HÜKÜMETTEN GELECEK TEHDİTLER

Muhataplarım, HSYK üyelerinin, geniş tabanlı seçilmesini ve yargıçların ve savcıların büyük ölçüde temsil edilmesini takdir etti. Böylece HSYK'nın yargı içerisindeki “meşruiyetini’’ pekiştirmiştir. Reform demokratikleşme sürecinin önemli bir etkeni olmuştur. HSYK'nın artan meşruluğu, yargının gerçek temsilcisi durumuna getirmiş ve hükümet karşısındaki konumunu güçlendirmiştir. Yeni sistem bağımsızlığa ve tarafsızlığa karşı hükümetten gelebilecek tehditlere karşı daha dirençli durumdadır.

"İKİYE AYRILMAMALI"

Yeni HSYK'ya kendini kanıtlaması için zaman tanınmalı ve yargıçlar ve savcılar için ikiye ayrılması gibi başka bir radikal reforma gidilmemelidir.

"YARGI DIŞI ÜYELER KAYGI VERİCİ"

Dairelerin üye sayısını 9’ar kişi olacak şekilde Kurulun üye sayısının 27’ye çıkarılması konusunda Adalet Bakanlığında tartışmalar var. Eklenecek beş üyenin yargı dışından seçilmesi ve her dairede yargı dışından gelen 3 üyenin bulunması önerilmiştir. Bu plan açıkça, HSYK'nın Türk yargısını değiştirmedeki hızı konusundaki memnuniyetsizliğe dayanmaktadır. Bu tür bir hareket hükümetin, HSYK ve yargı üzerindeki etkisini artırma girişimi olarak gören birçok yargıç ve savcıyı kaygılandıracaktır. Bu uygulama, çok kısa süre içerisinde yapılmış olacak başka bir radikal reform anlamına gelecektir.
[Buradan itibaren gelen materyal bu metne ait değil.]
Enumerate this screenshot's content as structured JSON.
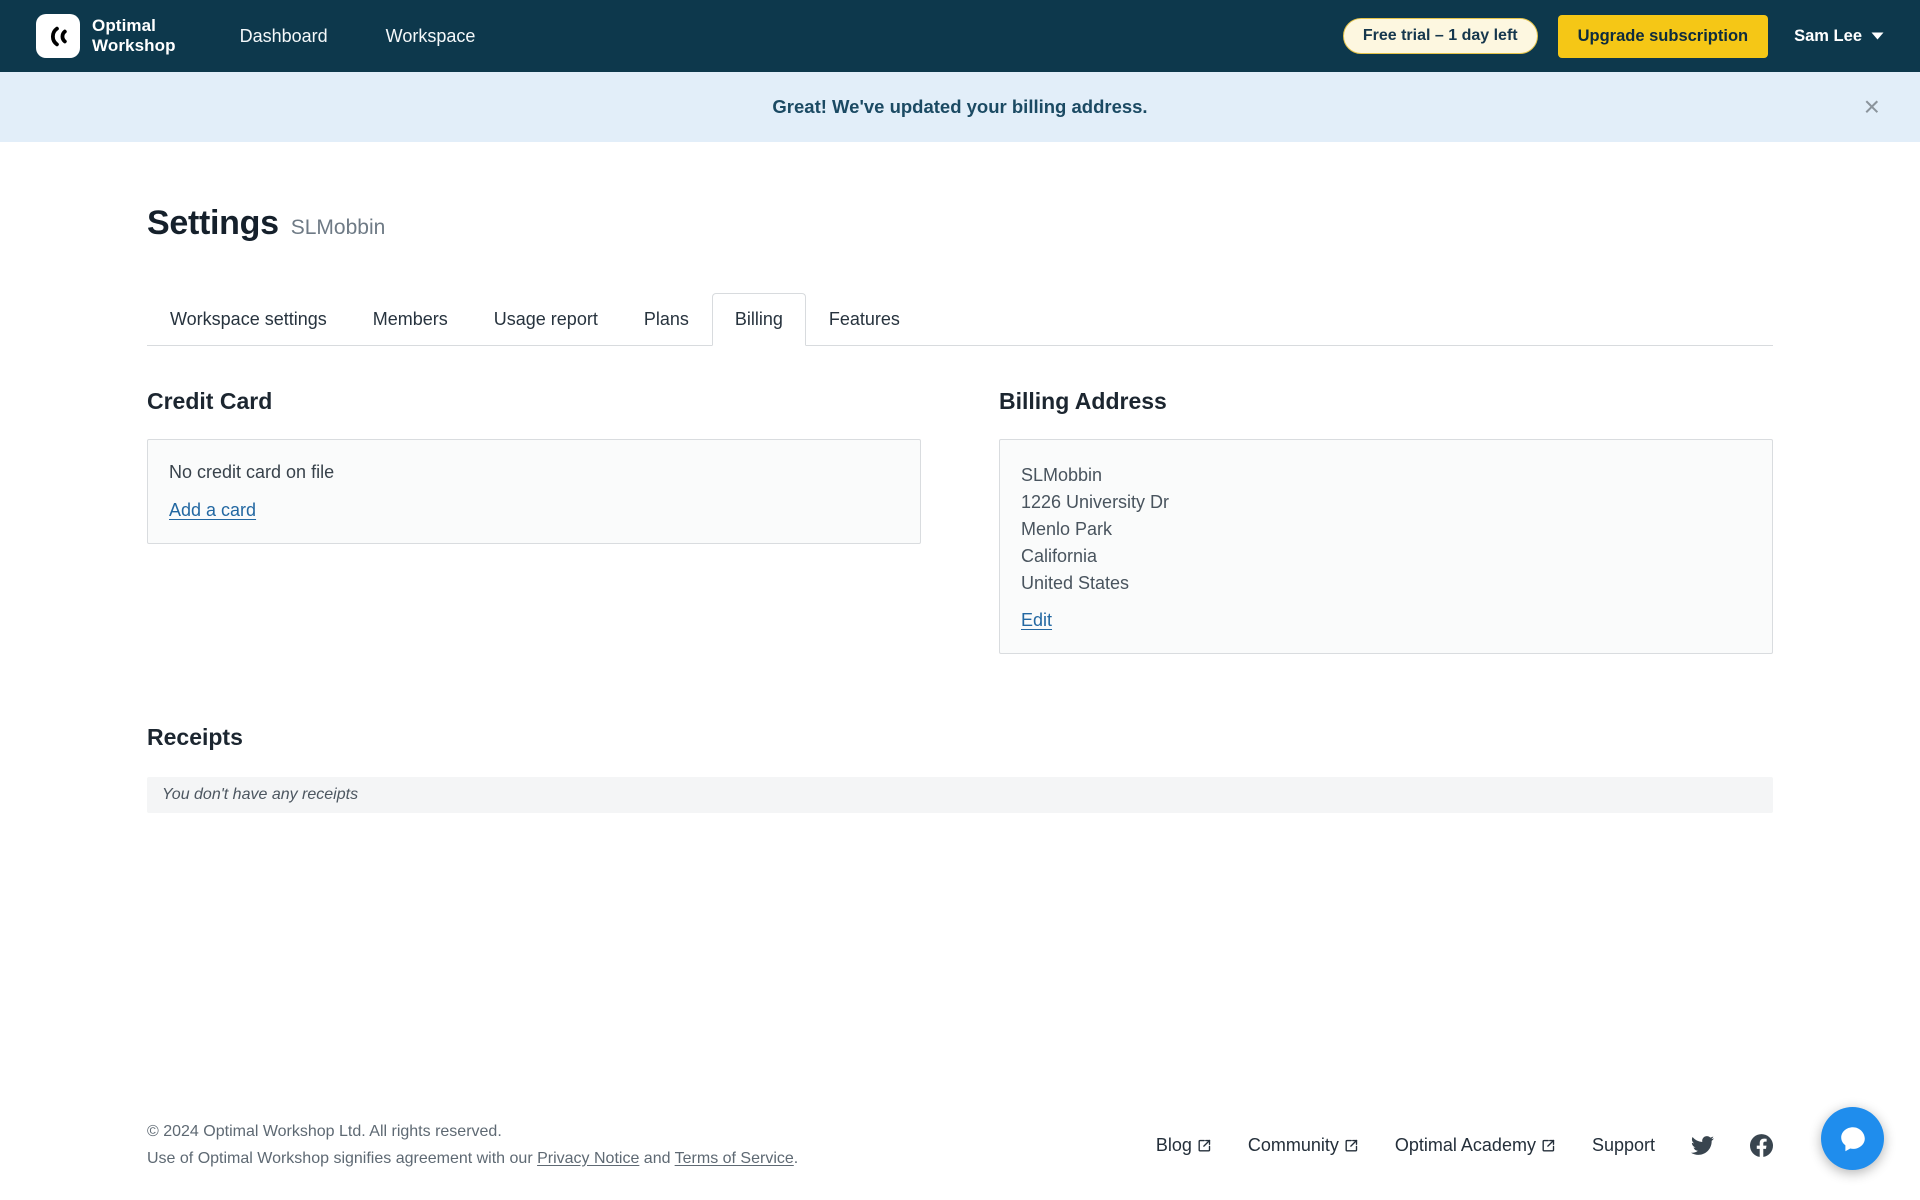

Bu tür bir hareketin gerçekleştirilmesini önermemekteyim. 4 üye Cumhurbaşkanı yerine TBMM'ce seçilmelidir.

ÖNERİLER

* Yargıç ve savcı sınavı yetkisi Bakanlıktan alınmalı. Mülakat kurulunda sadece bir Bakanlık temsilcisi olmalı; HSYK'nın 3, Adalet Akademisi'nin 2, Baronun bir temsilcisi olmalı.
* Yargıtay ve Danıştay üyeliğine seçilme ölçütleri açıkça tanımlanmalı ve yayınlanmalı. HSYK oylamadan önce adayların sayısını azaltmalı ve mülakat yapmalı.
* Müsteşar HSYK üyeliğinden çıkarılmalı.
* Yargıç ve savcılara ilişkin inceleme ve soruşturma girişimleri üzerinde Bakan vetosu kaldırılmalıdır.
* HSYK kararlarına karşı yargı denetimi genişletilmeli.